Rüstungskonversions-
forschung

von Burkhart Freisleben

Die Diskussionen um die Einrichtung eines Forschungs- und Lehrbereiches Friedens- und Konversionsforschung an der Uni Bremen erhalten durch die politischen Umbrüche in Ost und West und den daraus sich ergebenden Abrüstungschancen für Rüstungsproduktion und Militärbeschäftigte eine neue, ungeahnte Dynamik.

Wenn die Abrüstungsprozesse mit dem Tempo der politischen Entwicklung einigermaßen Schritt halten, bedeutet dies einen ökonomischen und strukturpolitischen Umbruchprozeß größeren Ausmaßes, besonders in den von Rüstung bestimmten Regionen wie Bremen.

Damit drängt die Zeit, diesen Umbauprozeß sozial, ökologisch und demokratisch zu gestalten, da sonst die Gefahr besteht, daß dieser Strukturwandel naturwüchsig und krisenhaft verläuft, mit den negativen Erscheinungen für Beschäftigung, Qualifikation und Umwelt, wie wir das von den bisherigen Strukturkrisen her kennen (Stahl, Textil, Werften etc.).

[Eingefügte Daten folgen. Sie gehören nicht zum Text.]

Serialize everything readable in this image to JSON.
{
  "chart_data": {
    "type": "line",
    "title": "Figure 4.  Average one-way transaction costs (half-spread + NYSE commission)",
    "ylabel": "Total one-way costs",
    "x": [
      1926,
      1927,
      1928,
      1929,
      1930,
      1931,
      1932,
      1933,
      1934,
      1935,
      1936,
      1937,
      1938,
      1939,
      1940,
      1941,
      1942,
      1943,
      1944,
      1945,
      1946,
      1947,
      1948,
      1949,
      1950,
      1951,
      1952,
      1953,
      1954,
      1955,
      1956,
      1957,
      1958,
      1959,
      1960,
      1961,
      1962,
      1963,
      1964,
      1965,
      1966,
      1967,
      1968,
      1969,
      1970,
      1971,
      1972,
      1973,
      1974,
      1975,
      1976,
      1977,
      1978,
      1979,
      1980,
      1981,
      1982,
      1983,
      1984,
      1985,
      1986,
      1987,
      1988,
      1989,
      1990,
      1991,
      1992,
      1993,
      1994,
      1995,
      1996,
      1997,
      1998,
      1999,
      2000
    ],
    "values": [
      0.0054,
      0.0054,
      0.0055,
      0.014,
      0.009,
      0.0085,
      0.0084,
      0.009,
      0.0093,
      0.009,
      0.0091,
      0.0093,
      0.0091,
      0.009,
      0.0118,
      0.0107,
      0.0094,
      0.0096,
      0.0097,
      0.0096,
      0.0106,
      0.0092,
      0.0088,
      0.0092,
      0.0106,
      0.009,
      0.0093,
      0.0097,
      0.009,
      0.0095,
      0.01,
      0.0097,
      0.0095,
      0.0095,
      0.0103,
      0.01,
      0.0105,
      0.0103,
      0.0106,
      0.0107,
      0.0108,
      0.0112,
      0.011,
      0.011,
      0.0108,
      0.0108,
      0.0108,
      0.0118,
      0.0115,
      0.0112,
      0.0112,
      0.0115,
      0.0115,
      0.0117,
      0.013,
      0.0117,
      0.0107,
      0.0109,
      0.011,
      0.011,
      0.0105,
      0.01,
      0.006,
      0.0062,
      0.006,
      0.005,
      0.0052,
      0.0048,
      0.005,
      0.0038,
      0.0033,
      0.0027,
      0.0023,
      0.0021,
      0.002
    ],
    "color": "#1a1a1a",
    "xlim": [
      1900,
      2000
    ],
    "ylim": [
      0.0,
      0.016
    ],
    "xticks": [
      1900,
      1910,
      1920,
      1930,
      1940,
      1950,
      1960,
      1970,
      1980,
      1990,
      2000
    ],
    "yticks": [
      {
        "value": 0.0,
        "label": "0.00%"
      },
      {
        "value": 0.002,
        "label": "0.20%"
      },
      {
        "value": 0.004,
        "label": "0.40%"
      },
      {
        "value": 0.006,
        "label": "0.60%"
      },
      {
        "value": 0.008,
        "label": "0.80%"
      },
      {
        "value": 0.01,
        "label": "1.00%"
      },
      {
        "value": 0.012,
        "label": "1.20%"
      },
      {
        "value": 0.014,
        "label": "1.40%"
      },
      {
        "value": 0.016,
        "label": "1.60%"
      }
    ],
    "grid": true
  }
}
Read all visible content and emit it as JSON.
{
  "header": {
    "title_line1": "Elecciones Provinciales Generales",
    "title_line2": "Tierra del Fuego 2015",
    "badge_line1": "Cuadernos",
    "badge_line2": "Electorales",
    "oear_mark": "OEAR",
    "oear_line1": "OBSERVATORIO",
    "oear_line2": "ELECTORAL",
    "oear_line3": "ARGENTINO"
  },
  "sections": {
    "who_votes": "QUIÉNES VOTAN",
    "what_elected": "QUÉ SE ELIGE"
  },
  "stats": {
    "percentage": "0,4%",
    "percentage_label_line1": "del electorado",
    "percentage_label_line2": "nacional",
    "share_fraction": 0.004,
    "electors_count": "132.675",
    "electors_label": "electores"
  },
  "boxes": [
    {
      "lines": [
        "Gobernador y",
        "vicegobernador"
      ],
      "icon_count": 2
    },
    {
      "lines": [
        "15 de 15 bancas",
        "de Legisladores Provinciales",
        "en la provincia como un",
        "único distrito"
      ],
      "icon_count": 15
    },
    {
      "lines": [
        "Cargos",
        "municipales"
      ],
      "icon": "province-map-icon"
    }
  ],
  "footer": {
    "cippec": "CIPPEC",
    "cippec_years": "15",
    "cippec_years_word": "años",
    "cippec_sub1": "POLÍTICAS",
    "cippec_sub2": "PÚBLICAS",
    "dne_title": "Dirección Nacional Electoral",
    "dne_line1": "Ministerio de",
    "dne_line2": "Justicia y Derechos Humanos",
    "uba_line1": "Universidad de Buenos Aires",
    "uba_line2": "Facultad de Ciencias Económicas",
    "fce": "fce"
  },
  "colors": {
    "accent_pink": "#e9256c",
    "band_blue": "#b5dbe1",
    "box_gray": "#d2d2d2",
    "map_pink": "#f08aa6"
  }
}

Für die Region Bremen würde sich diese Gefahr auf ein Mehrfaches potenzieren, da hier vier potentielle Krisenbranchen (Rüstung, Werften, Stahl, Auto) bestimmend sind, die sich gegenseitig überschneiden. Um diese Gefahr zu vermeiden, ist ein umfangreicher, konzeptioneller Vorlauf von Konversionsforschung notwendig. Dies wäre auch forschungspolitisch eine vorausschauende und zukunftsweisende Maßnahme, mit der die UNI Bremen beispielgebend Vorreiter in der forschungspolitischen Landschaft der BRD wäre.

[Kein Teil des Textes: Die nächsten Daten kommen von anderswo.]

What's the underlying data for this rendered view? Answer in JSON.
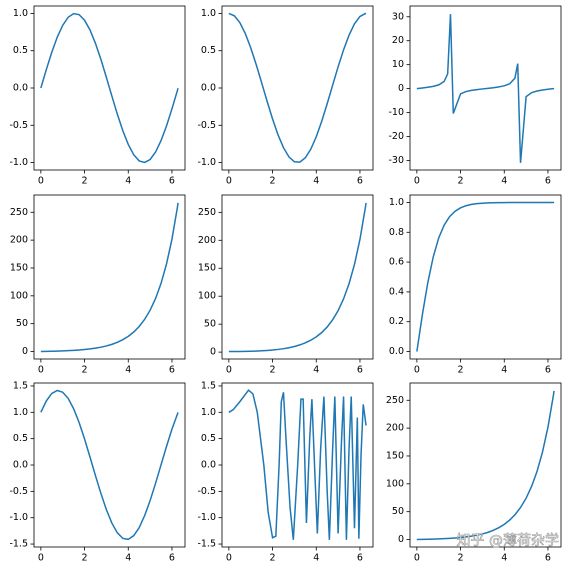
{
  "chart_data": [
    {
      "type": "line",
      "color": "#1f77b4",
      "xlim": [
        -0.314,
        6.597
      ],
      "ylim": [
        -1.1,
        1.1
      ],
      "xticks": [
        0,
        2,
        4,
        6
      ],
      "yticks": [
        {
          "value": -1,
          "label": "-1.0"
        },
        -0.5,
        {
          "value": 0,
          "label": "0.0"
        },
        0.5,
        {
          "value": 1,
          "label": "1.0"
        }
      ],
      "x": [
        0,
        0.25,
        0.5,
        0.75,
        1,
        1.25,
        1.5,
        1.75,
        2,
        2.25,
        2.5,
        2.75,
        3,
        3.25,
        3.5,
        3.75,
        4,
        4.25,
        4.5,
        4.75,
        5,
        5.25,
        5.5,
        5.75,
        6,
        6.25,
        6.28
      ],
      "values": [
        0,
        0.247,
        0.479,
        0.682,
        0.841,
        0.949,
        0.997,
        0.984,
        0.909,
        0.778,
        0.598,
        0.382,
        0.141,
        -0.108,
        -0.351,
        -0.572,
        -0.757,
        -0.895,
        -0.978,
        -0.999,
        -0.959,
        -0.859,
        -0.706,
        -0.51,
        -0.279,
        -0.033,
        -0.003
      ]
    },
    {
      "type": "line",
      "color": "#1f77b4",
      "xlim": [
        -0.314,
        6.597
      ],
      "ylim": [
        -1.1,
        1.1
      ],
      "xticks": [
        0,
        2,
        4,
        6
      ],
      "yticks": [
        {
          "value": -1,
          "label": "-1.0"
        },
        -0.5,
        {
          "value": 0,
          "label": "0.0"
        },
        0.5,
        {
          "value": 1,
          "label": "1.0"
        }
      ],
      "x": [
        0,
        0.25,
        0.5,
        0.75,
        1,
        1.25,
        1.5,
        1.75,
        2,
        2.25,
        2.5,
        2.75,
        3,
        3.25,
        3.5,
        3.75,
        4,
        4.25,
        4.5,
        4.75,
        5,
        5.25,
        5.5,
        5.75,
        6,
        6.25,
        6.28
      ],
      "values": [
        1,
        0.969,
        0.878,
        0.732,
        0.54,
        0.315,
        0.071,
        -0.178,
        -0.416,
        -0.628,
        -0.801,
        -0.924,
        -0.99,
        -0.994,
        -0.936,
        -0.82,
        -0.654,
        -0.446,
        -0.211,
        0.038,
        0.284,
        0.512,
        0.709,
        0.861,
        0.96,
        0.999,
        1
      ]
    },
    {
      "type": "line",
      "color": "#1f77b4",
      "xlim": [
        -0.314,
        6.597
      ],
      "ylim": [
        -34,
        34.5
      ],
      "xticks": [
        0,
        2,
        4,
        6
      ],
      "yticks": [
        -30,
        -20,
        -10,
        0,
        10,
        20,
        30
      ],
      "x": [
        0,
        0.25,
        0.5,
        0.75,
        1,
        1.25,
        1.41,
        1.539,
        1.667,
        2,
        2.25,
        2.5,
        2.75,
        3,
        3.25,
        3.5,
        3.75,
        4,
        4.25,
        4.488,
        4.616,
        4.745,
        5,
        5.25,
        5.5,
        5.75,
        6,
        6.25,
        6.28
      ],
      "values": [
        0,
        0.255,
        0.546,
        0.932,
        1.557,
        3.01,
        6.19,
        31.1,
        -10.4,
        -2.185,
        -1.239,
        -0.747,
        -0.413,
        -0.143,
        0.109,
        0.375,
        0.698,
        1.158,
        2.007,
        4.38,
        10.4,
        -31.0,
        -3.381,
        -1.678,
        -0.996,
        -0.592,
        -0.291,
        -0.033,
        -0.003
      ]
    },
    {
      "type": "line",
      "color": "#1f77b4",
      "xlim": [
        -0.314,
        6.597
      ],
      "ylim": [
        -13.4,
        281
      ],
      "xticks": [
        0,
        2,
        4,
        6
      ],
      "yticks": [
        0,
        50,
        100,
        150,
        200,
        250
      ],
      "x": [
        0,
        0.25,
        0.5,
        0.75,
        1,
        1.25,
        1.5,
        1.75,
        2,
        2.25,
        2.5,
        2.75,
        3,
        3.25,
        3.5,
        3.75,
        4,
        4.25,
        4.5,
        4.75,
        5,
        5.25,
        5.5,
        5.75,
        6,
        6.25,
        6.28
      ],
      "values": [
        0,
        0.253,
        0.521,
        0.822,
        1.175,
        1.602,
        2.129,
        2.79,
        3.627,
        4.691,
        6.05,
        7.789,
        10.02,
        12.88,
        16.54,
        21.25,
        27.29,
        35.05,
        45.0,
        57.8,
        74.2,
        95.28,
        122.3,
        157.1,
        201.7,
        259.0,
        266.8
      ]
    },
    {
      "type": "line",
      "color": "#1f77b4",
      "xlim": [
        -0.314,
        6.597
      ],
      "ylim": [
        -12.3,
        281
      ],
      "xticks": [
        0,
        2,
        4,
        6
      ],
      "yticks": [
        0,
        50,
        100,
        150,
        200,
        250
      ],
      "x": [
        0,
        0.25,
        0.5,
        0.75,
        1,
        1.25,
        1.5,
        1.75,
        2,
        2.25,
        2.5,
        2.75,
        3,
        3.25,
        3.5,
        3.75,
        4,
        4.25,
        4.5,
        4.75,
        5,
        5.25,
        5.5,
        5.75,
        6,
        6.25,
        6.28
      ],
      "values": [
        1,
        1.031,
        1.128,
        1.295,
        1.543,
        1.888,
        2.352,
        2.964,
        3.762,
        4.797,
        6.132,
        7.853,
        10.07,
        12.91,
        16.57,
        21.27,
        27.31,
        35.06,
        45.01,
        57.81,
        74.21,
        95.29,
        122.3,
        157.1,
        201.7,
        259.0,
        266.8
      ]
    },
    {
      "type": "line",
      "color": "#1f77b4",
      "xlim": [
        -0.314,
        6.597
      ],
      "ylim": [
        -0.05,
        1.05
      ],
      "xticks": [
        0,
        2,
        4,
        6
      ],
      "yticks": [
        {
          "value": 0,
          "label": "0.0"
        },
        0.2,
        0.4,
        0.6,
        0.8,
        {
          "value": 1,
          "label": "1.0"
        }
      ],
      "x": [
        0,
        0.25,
        0.5,
        0.75,
        1,
        1.25,
        1.5,
        1.75,
        2,
        2.25,
        2.5,
        2.75,
        3,
        3.25,
        3.5,
        3.75,
        4,
        4.25,
        4.5,
        4.75,
        5,
        5.25,
        5.5,
        5.75,
        6,
        6.25,
        6.28
      ],
      "values": [
        0,
        0.245,
        0.462,
        0.635,
        0.762,
        0.848,
        0.905,
        0.941,
        0.964,
        0.978,
        0.987,
        0.992,
        0.995,
        0.997,
        0.998,
        0.999,
        0.999,
        1,
        1,
        1,
        1,
        1,
        1,
        1,
        1,
        1,
        1
      ]
    },
    {
      "type": "line",
      "color": "#1f77b4",
      "xlim": [
        -0.314,
        6.597
      ],
      "ylim": [
        -1.556,
        1.556
      ],
      "xticks": [
        0,
        2,
        4,
        6
      ],
      "yticks": [
        -1.5,
        {
          "value": -1,
          "label": "-1.0"
        },
        -0.5,
        {
          "value": 0,
          "label": "0.0"
        },
        0.5,
        {
          "value": 1,
          "label": "1.0"
        },
        1.5
      ],
      "x": [
        0,
        0.25,
        0.5,
        0.75,
        1,
        1.25,
        1.5,
        1.75,
        2,
        2.25,
        2.5,
        2.75,
        3,
        3.25,
        3.5,
        3.75,
        4,
        4.25,
        4.5,
        4.75,
        5,
        5.25,
        5.5,
        5.75,
        6,
        6.25,
        6.28
      ],
      "values": [
        1,
        1.216,
        1.357,
        1.414,
        1.381,
        1.264,
        1.068,
        0.806,
        0.493,
        0.15,
        -0.203,
        -0.542,
        -0.849,
        -1.102,
        -1.287,
        -1.392,
        -1.411,
        -1.341,
        -1.189,
        -0.961,
        -0.675,
        -0.347,
        0.003,
        0.351,
        0.681,
        0.966,
        0.997
      ]
    },
    {
      "type": "line",
      "color": "#1f77b4",
      "xlim": [
        -0.314,
        6.597
      ],
      "ylim": [
        -1.556,
        1.556
      ],
      "xticks": [
        0,
        2,
        4,
        6
      ],
      "yticks": [
        -1.5,
        {
          "value": -1,
          "label": "-1.0"
        },
        -0.5,
        {
          "value": 0,
          "label": "0.0"
        },
        0.5,
        {
          "value": 1,
          "label": "1.0"
        },
        1.5
      ],
      "x": [
        0,
        0.2,
        0.5,
        0.9,
        1.1,
        1.3,
        1.6,
        1.8,
        2.0,
        2.15,
        2.3,
        2.4,
        2.5,
        2.6,
        2.8,
        2.95,
        3.15,
        3.3,
        3.4,
        3.55,
        3.7,
        3.8,
        3.95,
        4.05,
        4.2,
        4.35,
        4.5,
        4.6,
        4.75,
        4.85,
        5.0,
        5.15,
        5.25,
        5.38,
        5.5,
        5.6,
        5.75,
        5.88,
        5.95,
        6.05,
        6.15,
        6.28
      ],
      "values": [
        1,
        1.05,
        1.2,
        1.42,
        1.35,
        1.0,
        0.0,
        -0.9,
        -1.38,
        -1.35,
        0.0,
        1.2,
        1.38,
        0.6,
        -0.8,
        -1.42,
        0.0,
        1.25,
        1.25,
        -1.1,
        0.5,
        1.25,
        -0.3,
        -1.3,
        0.3,
        1.3,
        -0.5,
        -1.42,
        0.3,
        1.3,
        -1.3,
        0.4,
        1.3,
        -1.42,
        0.3,
        1.3,
        -1.2,
        0.9,
        -1.4,
        0.2,
        1.15,
        0.75
      ]
    },
    {
      "type": "line",
      "color": "#1f77b4",
      "xlim": [
        -0.314,
        6.597
      ],
      "ylim": [
        -13.4,
        281
      ],
      "xticks": [
        0,
        2,
        4,
        6
      ],
      "yticks": [
        0,
        50,
        100,
        150,
        200,
        250
      ],
      "x": [
        0,
        0.25,
        0.5,
        0.75,
        1,
        1.25,
        1.5,
        1.75,
        2,
        2.25,
        2.5,
        2.75,
        3,
        3.25,
        3.5,
        3.75,
        4,
        4.25,
        4.5,
        4.75,
        5,
        5.25,
        5.5,
        5.75,
        6,
        6.25,
        6.28
      ],
      "values": [
        0,
        0.253,
        0.521,
        0.822,
        1.175,
        1.602,
        2.129,
        2.79,
        3.627,
        4.691,
        6.05,
        7.789,
        10.02,
        12.88,
        16.54,
        21.25,
        27.29,
        35.05,
        45.0,
        57.8,
        74.2,
        95.28,
        122.3,
        157.1,
        201.7,
        259.0,
        266.8
      ],
      "annotation": "知乎 @薄荷杂学"
    }
  ]
}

In der Tradition der Kritischen Friedens- und Konfliktforschung geht es dabei um die Weiterentwicklung zu einer interdisziplinären Friedenswissenschaft, die alle relevanten gesellschaftlichen Aspekte der Rüstungskonversion einbezieht:

  1. ökonomische Aspekte
  2. gesellschafts- und geisteswissenschaftliche Aspekte,
  3. naturwissenschaftliche, technische und organisatorische und
  4. regionalpolitische Aspekte.

Ansätze, Möglichkeiten und Aspekte der Konversionsforschung:

Um der o.g. Gefahr eines krisenhaften Umbruches vorzubeugen, muß Rüstungskonversion nicht nur politisch gewollt, sondern systematisch vorbereitet werden. Dabei geht es weniger darum, erneut nachzuweisen, daß es einen großen und ungedeckten Bedarf an nützlichen und technologisch anspruchsvollen Gütern gibt, die mit der mehr oder minder modifizierten technischen Ausstattung und mit der Qualifikation der Beschäftigten in den heutigen Rüstungsbetrieben hergestellt werden können.“1

Diese schon reichlich vorhandenen Forschungen, sowie die bereits gemachten Erfahrungen aus Betrieben und Regionen (Arbeitskreise Alternative Fertigung/IG-Metall, Lucas Aerospace, Greater London Enterprise Board etc.) sind hierzu heranzuziehen, zu bündeln und müssen auf ihre Verwertbarkeit hin aktualisiert und modifiziert werden.2

Politische und ökonomische Steuerungskonzepte

Die Schwerpunkte im ökonomischen Bereich der Konversionsforschung müssen zukünftig darin liegen, wo die größten Forschungsdefizite liegen: In der Entwicklung von politischen und ökonomischen Steuerungskonzepten der Rüstungskonversion.3 Die Hauptfragestellungen auf diesem Gebiet heißen: Wie kann Rüstungskonversion so bewerkstelligt werden, „daß erstens krisenhafte Einbrüche bei der Beschäftigung vermieden werden können und zweitens die neue Produktion tatsächlich gesellschaftlichen Nützlichkeitsanforderungen entspricht?“ 4 und damit zweitens: Wohin soll konvertiert werden?5 Desweiteren: „Gegenstand der Konversionsforschung kann nicht nur die Konversion von Rüstungsproduktion sein. Untersuchungsgegenstand muß die Umwandlung von Produktion und Dienstleistungen für den und im militärischen Bereich in Dienstleistungen und Produktion für den zivilen Sektor sein.“ 6 (Bundeswehr, Zivilbeschäftigte bei BW und ausländischen Streitkräften, Auswirkungen auf Gewerbe, Handel und Dienstleistungen in strukturschwachen Gebieten mit konzentrierten Militärstandorten, z.B. Schleswig-Holstein oder Rheinland-Pfalz).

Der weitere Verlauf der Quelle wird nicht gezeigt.